Ma ora basta con le spiegazioni (pur necessarie) sullo strano suono ‘scordato’ che molti percepiranno al primo ascolto, per restarne magari stregati dopo qualche minuto: l’altra particolarità di ‘The Harp Of New Albion’ è l’incredibile lirismo della composizione, che sarebbe invece ipoteticamente penalizzata dalla differente accordatura del pianoforte, dalla struttura minimalistica adottata e dal fatto che si tratta di un’improvvisazione in alcune parti praticamente atonale (per forza, con una scala diversa!). L’ascolto del doppio vinile o CD diviene ben presto assorto, magico, senza tempo e senza i consueti punti di riferimento tonali, i brani risultando stranamente paragonabili agli esperimenti ambient di Erik Satie se li avessero composti ed arrangiati Klaus Schulze o Brian Eno. Pur senza le note tecniche di phasing di Steve Reich (soprattutto nella memorabile ‘Violin Phase’) e senza l’ampiezza di visione delle opere maggiori di Philip Glass, dove nel primo minuto già s’insinuano gli elementi musicali che finiranno per stravolgere l’opera venti minuti dopo, ‘The Harp Of New Albion’ raggiunge il risultato di essere un pregevole esempio di musica minimale, straordinariamente complicato dal punto di vista compositivo (il punto centrale tonale dell’accordatura è in questo caso il Do Diesis, ma nessun brano è in chiave di Do Diesis!) eppure fortemente emozionale, caratteristica che nell’ambito della musica contemporanea non è dato riscontrare di frequente (il piacere che offre è piuttosto di tipo intellettuale, come nella pittura astrattista) e non è neppure troppo perseguito dagli stessi compositori.

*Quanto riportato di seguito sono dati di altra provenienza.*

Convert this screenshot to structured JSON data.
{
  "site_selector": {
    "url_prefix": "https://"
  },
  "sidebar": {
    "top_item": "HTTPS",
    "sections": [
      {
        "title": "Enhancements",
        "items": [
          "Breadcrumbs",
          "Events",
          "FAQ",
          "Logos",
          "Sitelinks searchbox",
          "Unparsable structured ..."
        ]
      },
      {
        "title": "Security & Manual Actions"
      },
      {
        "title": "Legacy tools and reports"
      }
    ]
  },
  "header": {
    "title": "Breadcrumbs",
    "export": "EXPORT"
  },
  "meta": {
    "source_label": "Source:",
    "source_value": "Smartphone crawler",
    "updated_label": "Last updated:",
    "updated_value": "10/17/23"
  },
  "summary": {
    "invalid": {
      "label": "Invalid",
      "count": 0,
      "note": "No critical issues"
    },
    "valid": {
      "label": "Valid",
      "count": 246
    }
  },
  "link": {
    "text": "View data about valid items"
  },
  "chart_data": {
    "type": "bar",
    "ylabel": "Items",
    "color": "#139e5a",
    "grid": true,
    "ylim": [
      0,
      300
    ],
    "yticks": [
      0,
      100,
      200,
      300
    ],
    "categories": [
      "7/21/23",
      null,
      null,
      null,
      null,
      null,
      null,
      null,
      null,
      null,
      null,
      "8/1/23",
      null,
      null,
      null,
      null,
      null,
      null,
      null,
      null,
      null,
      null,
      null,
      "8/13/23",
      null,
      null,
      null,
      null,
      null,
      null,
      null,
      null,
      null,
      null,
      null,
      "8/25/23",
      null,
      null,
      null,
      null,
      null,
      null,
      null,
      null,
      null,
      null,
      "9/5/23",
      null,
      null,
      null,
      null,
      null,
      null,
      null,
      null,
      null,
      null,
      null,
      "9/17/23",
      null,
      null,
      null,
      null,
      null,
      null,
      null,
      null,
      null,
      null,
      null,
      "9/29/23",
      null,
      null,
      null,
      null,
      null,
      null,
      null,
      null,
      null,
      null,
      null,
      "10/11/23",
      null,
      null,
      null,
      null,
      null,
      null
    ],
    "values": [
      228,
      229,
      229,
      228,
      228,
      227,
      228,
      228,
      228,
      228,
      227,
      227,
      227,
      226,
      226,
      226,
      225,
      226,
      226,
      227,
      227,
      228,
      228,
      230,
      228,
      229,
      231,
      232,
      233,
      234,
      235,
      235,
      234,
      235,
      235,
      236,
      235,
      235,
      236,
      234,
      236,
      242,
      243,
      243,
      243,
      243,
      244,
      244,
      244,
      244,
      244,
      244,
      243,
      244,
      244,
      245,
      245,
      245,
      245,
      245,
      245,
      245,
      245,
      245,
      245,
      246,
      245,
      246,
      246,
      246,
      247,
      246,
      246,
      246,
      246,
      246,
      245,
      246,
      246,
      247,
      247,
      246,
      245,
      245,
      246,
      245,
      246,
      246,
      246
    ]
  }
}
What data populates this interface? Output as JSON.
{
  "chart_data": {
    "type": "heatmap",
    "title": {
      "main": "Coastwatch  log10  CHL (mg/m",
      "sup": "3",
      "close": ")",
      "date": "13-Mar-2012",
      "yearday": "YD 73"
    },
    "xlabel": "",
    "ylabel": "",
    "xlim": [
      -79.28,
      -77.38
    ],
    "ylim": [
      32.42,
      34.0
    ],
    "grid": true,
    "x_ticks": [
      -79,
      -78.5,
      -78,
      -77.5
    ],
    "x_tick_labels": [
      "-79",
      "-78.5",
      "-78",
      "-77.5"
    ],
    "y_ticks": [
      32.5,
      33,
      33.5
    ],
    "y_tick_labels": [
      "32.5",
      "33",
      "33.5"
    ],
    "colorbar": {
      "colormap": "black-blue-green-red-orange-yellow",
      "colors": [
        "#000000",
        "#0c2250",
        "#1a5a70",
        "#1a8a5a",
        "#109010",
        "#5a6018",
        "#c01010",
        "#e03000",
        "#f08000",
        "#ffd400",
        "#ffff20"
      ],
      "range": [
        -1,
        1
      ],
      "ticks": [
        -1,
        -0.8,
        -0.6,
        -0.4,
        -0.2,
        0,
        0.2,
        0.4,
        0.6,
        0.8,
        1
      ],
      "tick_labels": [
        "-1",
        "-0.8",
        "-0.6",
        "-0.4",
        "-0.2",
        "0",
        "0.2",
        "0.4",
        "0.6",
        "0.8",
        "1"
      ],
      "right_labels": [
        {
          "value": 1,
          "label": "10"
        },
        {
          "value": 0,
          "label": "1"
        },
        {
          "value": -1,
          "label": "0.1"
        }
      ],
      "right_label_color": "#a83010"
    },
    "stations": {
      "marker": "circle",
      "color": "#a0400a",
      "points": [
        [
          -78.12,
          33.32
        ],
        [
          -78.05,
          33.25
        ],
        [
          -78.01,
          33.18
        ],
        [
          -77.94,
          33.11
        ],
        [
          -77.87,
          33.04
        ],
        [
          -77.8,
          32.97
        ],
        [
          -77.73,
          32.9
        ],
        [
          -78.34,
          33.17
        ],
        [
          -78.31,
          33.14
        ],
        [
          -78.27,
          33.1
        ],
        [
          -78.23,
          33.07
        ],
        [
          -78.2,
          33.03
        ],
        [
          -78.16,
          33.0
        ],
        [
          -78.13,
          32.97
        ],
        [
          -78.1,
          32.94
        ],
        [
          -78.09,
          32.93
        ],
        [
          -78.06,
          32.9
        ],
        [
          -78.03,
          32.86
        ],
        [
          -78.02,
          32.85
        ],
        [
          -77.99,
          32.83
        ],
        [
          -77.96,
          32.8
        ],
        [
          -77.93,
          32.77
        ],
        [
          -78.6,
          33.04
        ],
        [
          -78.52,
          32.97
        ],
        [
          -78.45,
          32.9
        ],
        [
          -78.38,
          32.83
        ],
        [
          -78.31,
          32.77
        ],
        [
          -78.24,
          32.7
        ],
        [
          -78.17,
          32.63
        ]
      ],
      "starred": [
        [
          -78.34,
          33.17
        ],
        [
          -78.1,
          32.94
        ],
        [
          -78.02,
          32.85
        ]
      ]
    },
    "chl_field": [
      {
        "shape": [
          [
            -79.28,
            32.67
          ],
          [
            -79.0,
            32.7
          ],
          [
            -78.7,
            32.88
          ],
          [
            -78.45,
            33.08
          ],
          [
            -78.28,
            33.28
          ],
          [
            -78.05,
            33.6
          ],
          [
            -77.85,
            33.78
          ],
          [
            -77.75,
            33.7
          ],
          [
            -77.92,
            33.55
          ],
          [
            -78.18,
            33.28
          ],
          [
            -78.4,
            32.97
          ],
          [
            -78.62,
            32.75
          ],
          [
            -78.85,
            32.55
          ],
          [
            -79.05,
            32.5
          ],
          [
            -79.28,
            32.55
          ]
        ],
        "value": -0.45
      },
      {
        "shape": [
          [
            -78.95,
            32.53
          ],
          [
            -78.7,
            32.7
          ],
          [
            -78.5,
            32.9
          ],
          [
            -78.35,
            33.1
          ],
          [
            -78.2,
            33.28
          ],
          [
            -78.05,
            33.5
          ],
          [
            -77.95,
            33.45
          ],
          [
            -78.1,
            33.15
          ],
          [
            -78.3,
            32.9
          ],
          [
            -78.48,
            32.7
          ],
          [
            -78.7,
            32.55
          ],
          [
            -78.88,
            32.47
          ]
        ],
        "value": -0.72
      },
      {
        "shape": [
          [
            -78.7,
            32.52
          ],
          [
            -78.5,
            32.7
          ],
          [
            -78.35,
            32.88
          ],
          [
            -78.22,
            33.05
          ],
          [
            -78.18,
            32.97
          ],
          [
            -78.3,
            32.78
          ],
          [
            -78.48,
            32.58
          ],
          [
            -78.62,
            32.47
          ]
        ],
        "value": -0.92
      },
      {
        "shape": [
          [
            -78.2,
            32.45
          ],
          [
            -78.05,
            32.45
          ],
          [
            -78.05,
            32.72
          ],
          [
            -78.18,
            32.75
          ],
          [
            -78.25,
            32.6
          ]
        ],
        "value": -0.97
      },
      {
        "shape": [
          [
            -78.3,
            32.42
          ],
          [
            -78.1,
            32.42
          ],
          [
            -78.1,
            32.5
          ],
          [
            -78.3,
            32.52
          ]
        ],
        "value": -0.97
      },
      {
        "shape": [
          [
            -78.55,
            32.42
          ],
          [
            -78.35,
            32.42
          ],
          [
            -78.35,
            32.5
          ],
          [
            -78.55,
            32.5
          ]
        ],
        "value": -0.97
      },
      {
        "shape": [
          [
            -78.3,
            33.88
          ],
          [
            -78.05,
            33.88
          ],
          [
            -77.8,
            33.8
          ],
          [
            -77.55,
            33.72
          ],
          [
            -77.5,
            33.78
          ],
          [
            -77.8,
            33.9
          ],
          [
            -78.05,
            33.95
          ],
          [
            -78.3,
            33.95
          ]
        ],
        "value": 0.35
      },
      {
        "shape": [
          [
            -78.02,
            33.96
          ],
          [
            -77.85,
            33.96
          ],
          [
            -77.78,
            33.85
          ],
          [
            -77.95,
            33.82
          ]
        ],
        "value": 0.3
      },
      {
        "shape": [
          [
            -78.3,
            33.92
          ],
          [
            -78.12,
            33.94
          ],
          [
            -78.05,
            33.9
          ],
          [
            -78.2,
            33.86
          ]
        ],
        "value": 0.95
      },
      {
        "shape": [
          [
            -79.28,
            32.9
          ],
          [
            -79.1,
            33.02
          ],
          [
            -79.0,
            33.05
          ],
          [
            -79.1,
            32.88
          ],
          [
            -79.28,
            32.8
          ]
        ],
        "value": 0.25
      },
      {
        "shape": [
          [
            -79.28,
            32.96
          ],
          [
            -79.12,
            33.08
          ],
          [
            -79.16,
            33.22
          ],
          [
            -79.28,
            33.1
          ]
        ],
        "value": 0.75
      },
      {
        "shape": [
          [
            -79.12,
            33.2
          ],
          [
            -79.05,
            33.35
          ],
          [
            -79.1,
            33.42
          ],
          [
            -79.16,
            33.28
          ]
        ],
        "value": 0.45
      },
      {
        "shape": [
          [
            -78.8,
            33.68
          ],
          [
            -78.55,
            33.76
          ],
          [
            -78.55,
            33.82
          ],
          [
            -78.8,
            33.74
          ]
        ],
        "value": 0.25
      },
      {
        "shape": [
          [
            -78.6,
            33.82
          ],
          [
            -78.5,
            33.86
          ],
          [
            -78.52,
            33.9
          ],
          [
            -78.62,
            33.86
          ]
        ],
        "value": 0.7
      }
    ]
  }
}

Scrivo queste poche righe nella consapevolezza di non poter rendere il carattere alieno eppure ancestrale di ‘The Harp Of New Albion’, e di poter solamente suggerire una porta d’accesso affascinante al lavoro di un musicista che ha avuto un’influenza enorme sulla musica della seconda metà del Ventesimo secolo. L’eventuale approfondimento delle opere di Terry Riley non potrà non incoraggiare un incontro con Steve Reich, Philip Glass, John Adams, Glenn Branca, Tony Conrad ed altri, sino ovviamente ai grandi precursori: Gyorgy Ligeti ed Edgar Varese, tanto per dire. Buon ascolto: il disco non è facilissimo da rintracciare ma è tutto su YouTube.